Así, pues, ante la tentación de sensualidad, hay que decir un no rotundo, pronto y definitivo. Y todo lo que despierte esa sensualidad extemporáneamente (fuera de las circunstancias aludidas), hay que mantenerlo lo más lejos posible: la propia imaginación, impulsos des¬ordenados u otras cosas como imágenes, modas, personas... Esas cosas, si es posible, como sucede tantas veces, hay que eliminarlas, aunque sea drásticamente, por ejemplo, con una ducha de agua bien fría, con un buen par de bofetadas —si es otro el que provoca—, poniendo o quitando la televisión, según los casos, etc. ¿Es malo el placer sensual? En sí, no. Dios lo crea con el fin primordial de facilitar la ardua tarea de la procreación. Por ello es bueno cuando se somete al fin perseguido por Dios. No es bueno cuando ese fin se excluye voluntariamente (ni si se busca fuera del contexto que le es propio).

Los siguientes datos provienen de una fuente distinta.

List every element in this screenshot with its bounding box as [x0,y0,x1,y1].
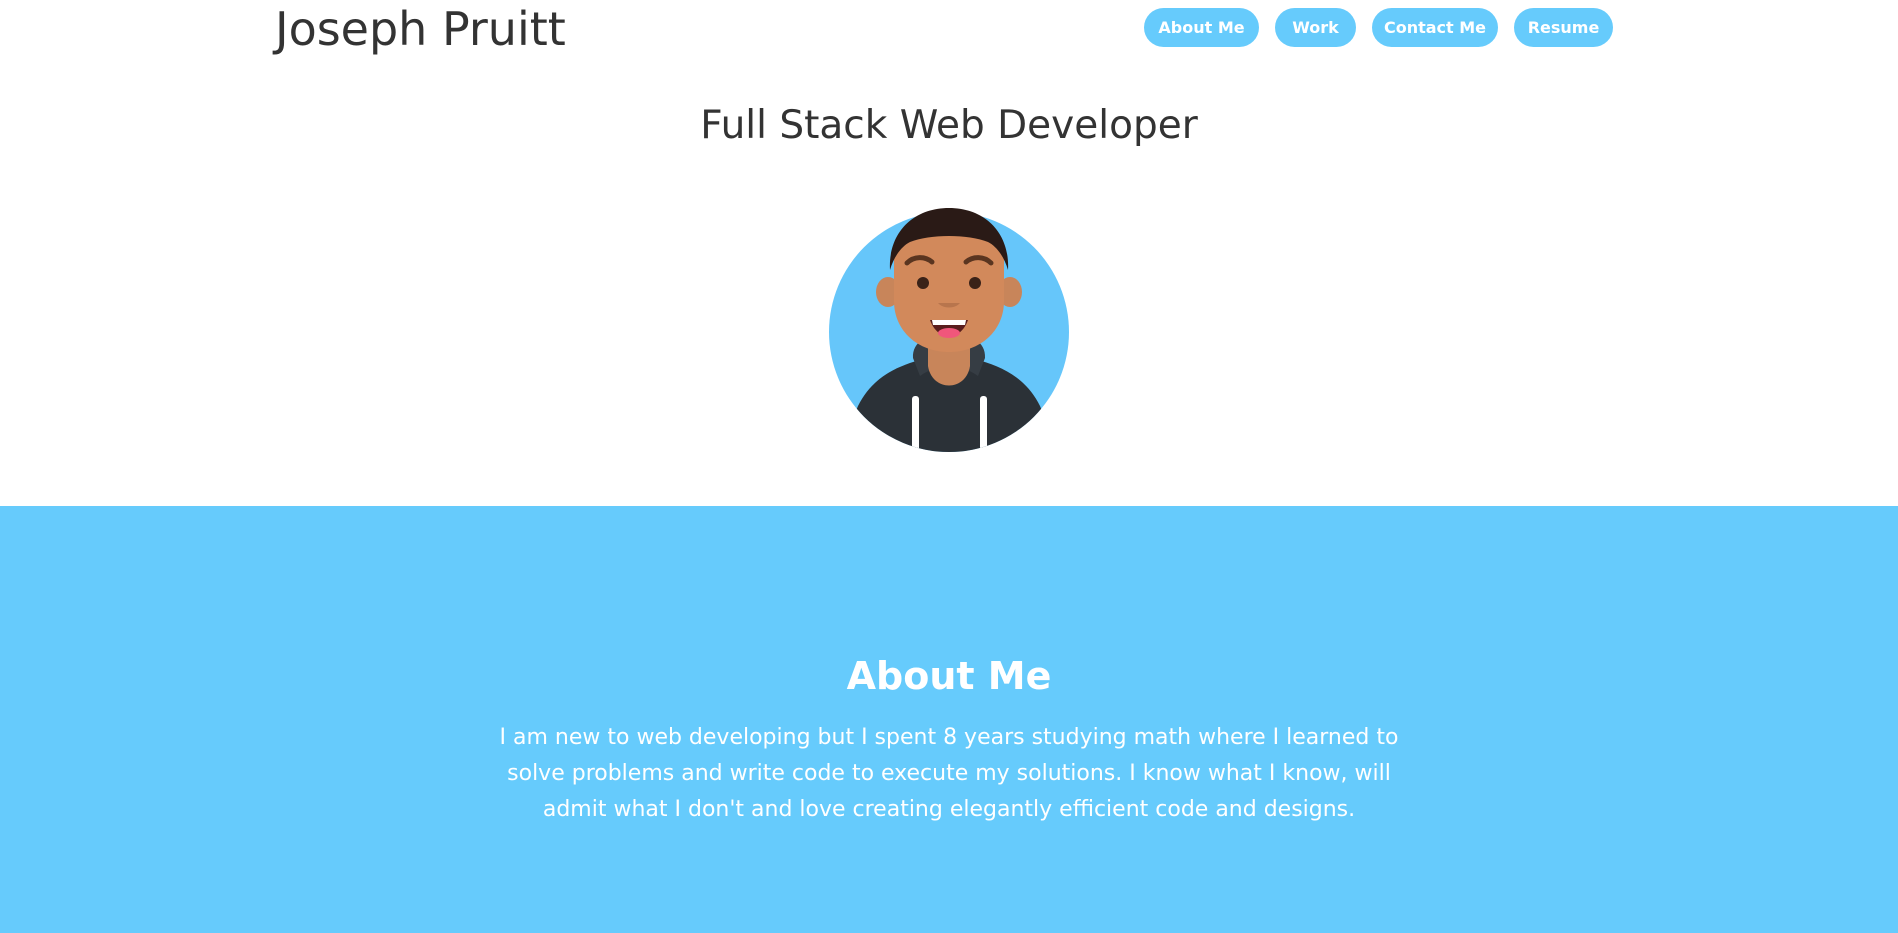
about-text: I am new to web developing but I spent 8… [499,725,1399,822]
site-header: Joseph Pruitt About Me Work Contact Me R… [0,0,1898,60]
about-section: About Me I am new to web developing but … [0,506,1898,933]
site-brand[interactable]: Joseph Pruitt [275,3,566,55]
page-subtitle: Full Stack Web Developer [700,103,1198,148]
avatar [828,206,1070,454]
nav-about-button[interactable]: About Me [1144,8,1259,47]
nav-contact-button[interactable]: Contact Me [1372,8,1498,47]
nav-work-button[interactable]: Work [1275,8,1356,47]
nav-resume-button[interactable]: Resume [1514,8,1613,47]
page: Joseph Pruitt About Me Work Contact Me R… [0,0,1898,933]
avatar-illustration-icon [829,208,1069,452]
about-title: About Me [846,654,1052,698]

Ese placer del que ahora hablamos, para los que tienen vocación matrimonial, pero aún no el sacramento, no es bueno todavía; han de esperar, procurando —con la ayuda de la gracia— ese dominio sobre los propios actos que define la verdadera libertad, raíz del amor verdadero. Para los que hemos recibido una vocación distinta, el placer sensual nunca será bueno, aunque apetezca por ser bueno en sí. Y no nos sentimos desdichados por ello, pues al prescindir (no nos gusta la palabra «renunciar») de ese placer, gozamos de otros menos sensibles, pero más altos y más hondos, y por tanto, más satisfactorios para el que tiene un poco de «tacto espiritual»; gozamos, por ejemplo, del «apetitoso conocimiento» del especial Amor que Dios nos tiene y que nos manifiesta de mil modos, también pidiéndonoslo todo.
Nuestra Madre, la Virgen, ha gozado y goza como nadie de ese placer espiritual. ¿Se puede decir que Ella «renunció» a algo? Yo más bien diría que escogió o eligió o se decidió por lo mejor. Esto suponía, desde luego, decir no a otras cosas, sin duda, de menos valor objetivo. Y, en este sentido, lo mismo nos pasa a los que prescindimos del matrimonio por amor a Dios y a los hijos de Dios. Si suspiráramos por esos placeres que son buenos para otros, además de malos, seríamos tontos: demostraríamos tener muy poco sentido común y ningún sentido sobrenatural. Si alguien que me lea se encuentra en este caso, por amor de Dios, que haga examen y pida confiadamente a Dios y a la Virgen que aumenten su fe.